Thursday, January 23, 2020

Poor Image Quality in Generated PDF

Happy New Year!

We'd recently had the opportunity to upgrade some codes from codes related to PDF generation. The source was previously coded to manually position elements (e.g. 100px from the left, 20px from the top) for the output. The revised strategy was to adopt a Word Document as the template, with placeholders prepared. An XML will then bind to the template at runtime. But this is trivial only for text content. The images were slightly more complicated, but we were able to overcome it, with slight adjustments to Docx4J.

The problem arose however, when we noticed that an image with fine detail would then appear to look very poor in quality when viewed on the PDF. Yet, if the image were to be copied from the PDF, and pasted into a separate image viewer, it looks clean and crisp.
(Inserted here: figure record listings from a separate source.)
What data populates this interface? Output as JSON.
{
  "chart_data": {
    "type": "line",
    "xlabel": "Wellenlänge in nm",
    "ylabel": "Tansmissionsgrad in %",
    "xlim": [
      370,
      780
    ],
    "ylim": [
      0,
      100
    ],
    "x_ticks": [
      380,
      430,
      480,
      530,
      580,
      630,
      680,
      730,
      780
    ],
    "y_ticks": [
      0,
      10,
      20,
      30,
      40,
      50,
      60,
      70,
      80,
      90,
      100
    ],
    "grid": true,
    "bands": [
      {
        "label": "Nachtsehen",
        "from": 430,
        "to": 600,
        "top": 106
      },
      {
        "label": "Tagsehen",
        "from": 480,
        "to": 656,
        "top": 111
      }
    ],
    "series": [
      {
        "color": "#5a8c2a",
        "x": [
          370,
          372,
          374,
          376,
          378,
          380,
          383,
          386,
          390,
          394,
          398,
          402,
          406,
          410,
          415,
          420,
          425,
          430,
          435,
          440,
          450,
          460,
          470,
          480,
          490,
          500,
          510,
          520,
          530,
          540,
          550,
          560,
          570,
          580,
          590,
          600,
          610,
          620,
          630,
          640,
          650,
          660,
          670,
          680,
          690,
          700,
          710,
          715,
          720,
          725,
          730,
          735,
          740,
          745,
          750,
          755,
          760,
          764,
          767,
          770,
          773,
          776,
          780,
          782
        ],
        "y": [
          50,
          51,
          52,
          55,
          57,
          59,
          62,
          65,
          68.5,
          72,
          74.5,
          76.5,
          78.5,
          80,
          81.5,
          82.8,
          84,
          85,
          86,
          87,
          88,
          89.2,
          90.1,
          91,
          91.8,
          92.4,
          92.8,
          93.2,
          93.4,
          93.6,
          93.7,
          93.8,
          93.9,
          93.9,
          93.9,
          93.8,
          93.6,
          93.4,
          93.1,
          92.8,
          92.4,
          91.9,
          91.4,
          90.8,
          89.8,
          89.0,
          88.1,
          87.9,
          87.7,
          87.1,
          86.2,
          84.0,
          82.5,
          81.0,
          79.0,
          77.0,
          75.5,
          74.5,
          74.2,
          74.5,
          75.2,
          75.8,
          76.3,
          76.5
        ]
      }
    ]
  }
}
The couple of assessments I had initially led to deadends:
  1. It was not due to AffineTransform having lousy output;
  2. It was not due to the process of converting the DOCX to PDF format;
  3. It did not make a difference regardless of the image format provided (PNG/JPEG/BMP);
  4. It was not due to the difference of colour spaces (e.g. BufferedImage.TYPE_INT_ARGB);
  5. It did not make a difference setting the DPI into the PNG metadata;

After a bit of investigation, by stepping into the Docx4J classes at runtime, I started noticing that the DPI use was suspect. Diving into the library sources, I noticed that the preprocessing stage for generating the PDF will attempt to determine the dimensions of each image. From there, I was able to surmise that I could further change the codes on my end.

//create the image part
BinaryPartAbstractImage imagePart = BinaryPartAbstractImage.createImagePart(wordMLPackage, imageBytes);
//derive inline element
Inline inline = imagePart.createImageInline( null, "image alt", 0, 1, true);
//retrieve dimensions to fix
CTPositiveSize2D ext = inline.getExtent();
ext.setCx((long) (ext.getCx()*0.75));
ext.setCy((long) (ext.getCy()*0.75));
inline.setExtent(ext);

After adding the fix (in bold), the image appeared much cleaner. When copied into an external image editor, the image looked much closer to scale in comparison to it's counterpart viewed from the PDF viewer at 100% zoom. The image dimensions (in pixels) would then of course have to be adjusted larger to compensate.

As an aside, I'd also learnt about 2 new units of measurement:
  1. "mpt" - millipoints
  2. "twip" - twentieth of a point 
 Not that they are useful in any way outside of this situation.